I don’t think my endo knows I blog. I feel a little weird saying “Oh hey and guess what, I’ve been blogging.” It’s a little more relevant than telling her that “Oh hey and guess what, I’ve started driving stick shift,” but it still doesn’t seem to just come up in conversation. I haven’t started learning stick shift, either, but I’d like to (for fun, not for everyday.. as I think it would greatly increase my chances of being involved in an accident.)

BUT, now that my endo is hypothetically reading my blog for one day, and one day only, there are a few things I would like to tell her about my daily life AND what I’d like her to know about the 15 minutes she see’s me every visit (luckily, I really do feel like she ‘gets it’ on some levels – her husband it a type 1).

  • Sometimes, I just need to cry. I’m sorry it has to be in your office when you’ve got six other patients waiting to see you.
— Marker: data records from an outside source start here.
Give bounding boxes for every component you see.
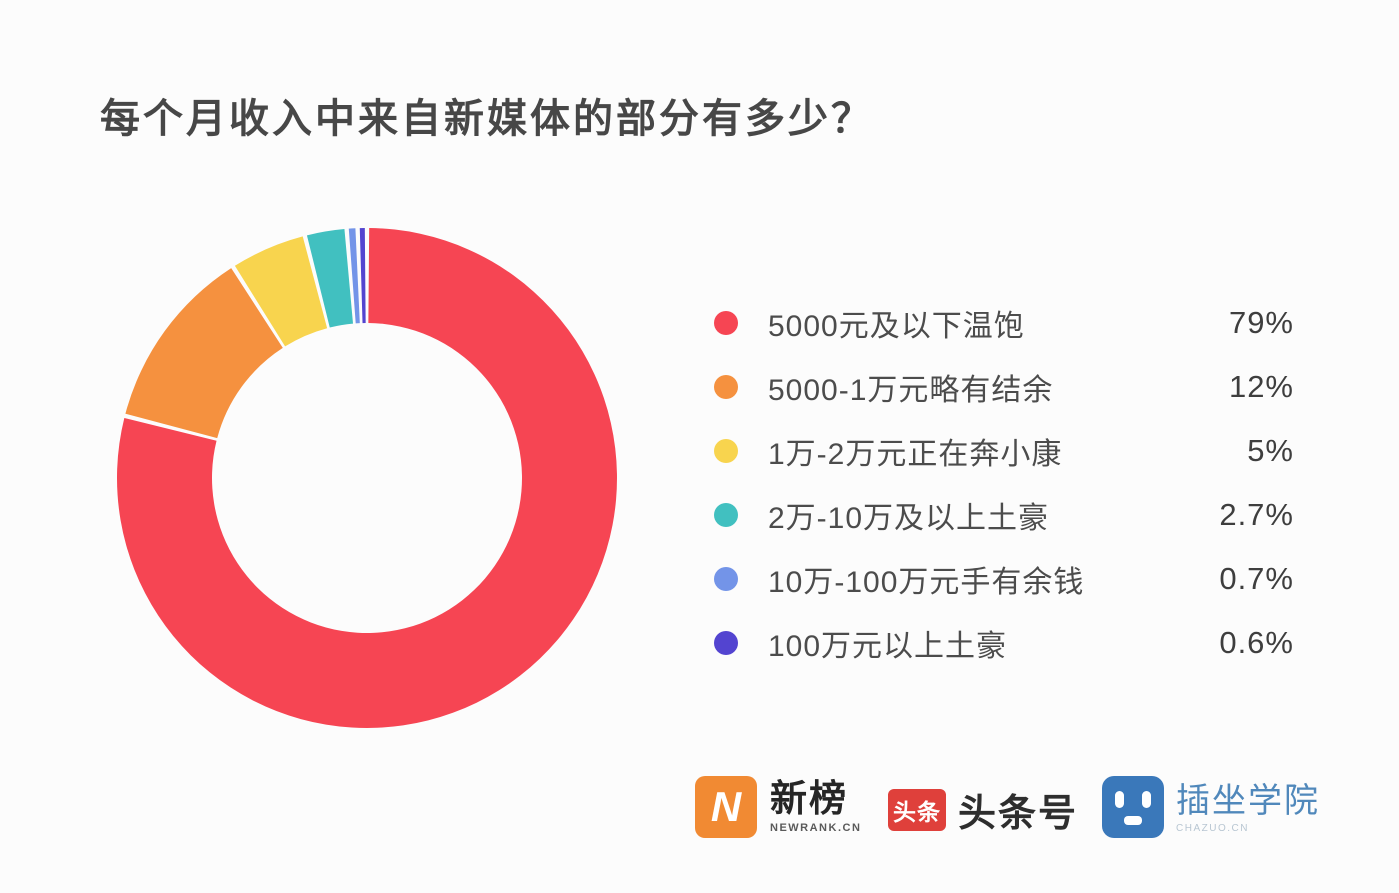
toutiao-badge-icon: 头条 xyxy=(888,788,946,831)
legend-value: 12% xyxy=(1228,369,1294,404)
legend-dot-icon xyxy=(714,375,738,399)
legend-item: 1万-2万元正在奔小康 5% xyxy=(706,431,1294,471)
legend-item: 5000元及以下温饱 79% xyxy=(706,303,1294,343)
legend-item: 100万元以上土豪 0.6% xyxy=(706,623,1294,663)
chazuo-eye-icon xyxy=(1142,791,1151,808)
chazuo-name: 插坐学院 xyxy=(1176,782,1320,820)
legend-dot-icon xyxy=(714,631,738,655)
donut-segment-3 xyxy=(306,229,354,328)
legend-label: 1万-2万元正在奔小康 xyxy=(768,438,1063,471)
legend: 5000元及以下温饱 79% 5000-1万元略有结余 12% 1万-2万元正在… xyxy=(706,303,1294,687)
legend-label: 5000-1万元略有结余 xyxy=(768,374,1054,407)
legend-dot-icon xyxy=(714,503,738,527)
donut-segment-0 xyxy=(116,228,617,729)
legend-item: 2万-10万及以上土豪 2.7% xyxy=(706,495,1294,535)
newrank-n-icon: N xyxy=(695,776,757,838)
chazuo-subtext: CHAZUO.CN xyxy=(1176,823,1249,834)
newrank-logo: N 新榜 NEWRANK.CN xyxy=(695,776,861,838)
newrank-subtext: NEWRANK.CN xyxy=(770,822,862,834)
legend-item: 5000-1万元略有结余 12% xyxy=(706,367,1294,407)
toutiao-logo: 头条 头条号 xyxy=(888,782,1078,837)
toutiao-name: 头条号 xyxy=(958,793,1079,835)
newrank-text: 新榜 NEWRANK.CN xyxy=(770,776,861,834)
legend-label: 5000元及以下温饱 xyxy=(768,310,1025,343)
legend-label: 100万元以上土豪 xyxy=(768,630,1008,663)
donut-segment-4 xyxy=(348,228,360,324)
legend-dot-icon xyxy=(714,439,738,463)
legend-item: 10万-100万元手有余钱 0.7% xyxy=(706,559,1294,599)
donut-segment-5 xyxy=(359,228,366,324)
legend-label: 2万-10万及以上土豪 xyxy=(768,502,1050,535)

I know it’s weird that I even cry if my A1C is good, but OH THE PRESSURE of waiting for that stupid, stupid little number.
  • I know you’ll give me a printout of the basic things we might have talked about that day, but I will still write it down. Every. Little. Detail. And I’ll ask questions.  Because, in order to take care of myself, that’s how I have to be. Unfortunately (or maybe fortunately), you don’t live with me – and I’m ultimately responsible for getting this shit right. Or at least trying my hardest to.
  • Tell it to me straight up (now there’s Paula Abdul in my head). I’d like to know all there is to know about a medication I’m starting (or stopping), a blood test I’m taking, a complication I might be facing. I don’t want to have to go home and find scary things on the internet about these things. Then I’ll be e-mailing you for days on end, so it’s easier just to tell me anything and everything I need to know from the beginning.
  • I value your opinion. I really, really do – you went to medical school, and I didn’t. That being said, it’s my diabetes, and it’s different than anyone else’s diabetes. I live with it 24/7/365. So, as long as I’m not doing something like trying to take myself off of insulin, please respect my decisions (if I’m trying to take myself off of insulin, call my mom and get me to the looney bin). If I want to try a new pump or become a vegan, let me try it (actually, my current endo is great about this, but I hear lots of stories).  And no, I’m not vegan. I love cheese, and bacon.
  • I try. Really, really hard. But sometimes I just want to feel normal, and so I let diabetes slide to the way-way-way back burner.
  • I’m scared. Of highs, of lows, of the future. But, I press on, one unit at a time.
  • Having a support system and resources like the diabetes online community (DOC) can do more for me than any doctor’s visit (except they can’t write me a prescription). Please, please, please tell all of your patients about it.
  • Test strips have taken over my life, I find them everywhere,  like on my husband’s back.
  • Insulin does not work well as a perfume.
  • There is a tremendous amount of guilt that surrounds this disease.
  • I worry. A lot.
  • Life is still so, so sweet.

What do I hope that my endo doesn’t see about my everyday life? Well.. this doesn’t apply nowadays, but back when I was first diagnosed, I would have been mortified if my endo had ever seen me making up every single sugar on my handwritten logs (using different colored pens and all).

I think that in the end, I’d be happy to share most everything else with my endo – because I hope that it could only help them to understand what it’s like to live with diabetes, hopefully resulting in more effective treatment for myself and others.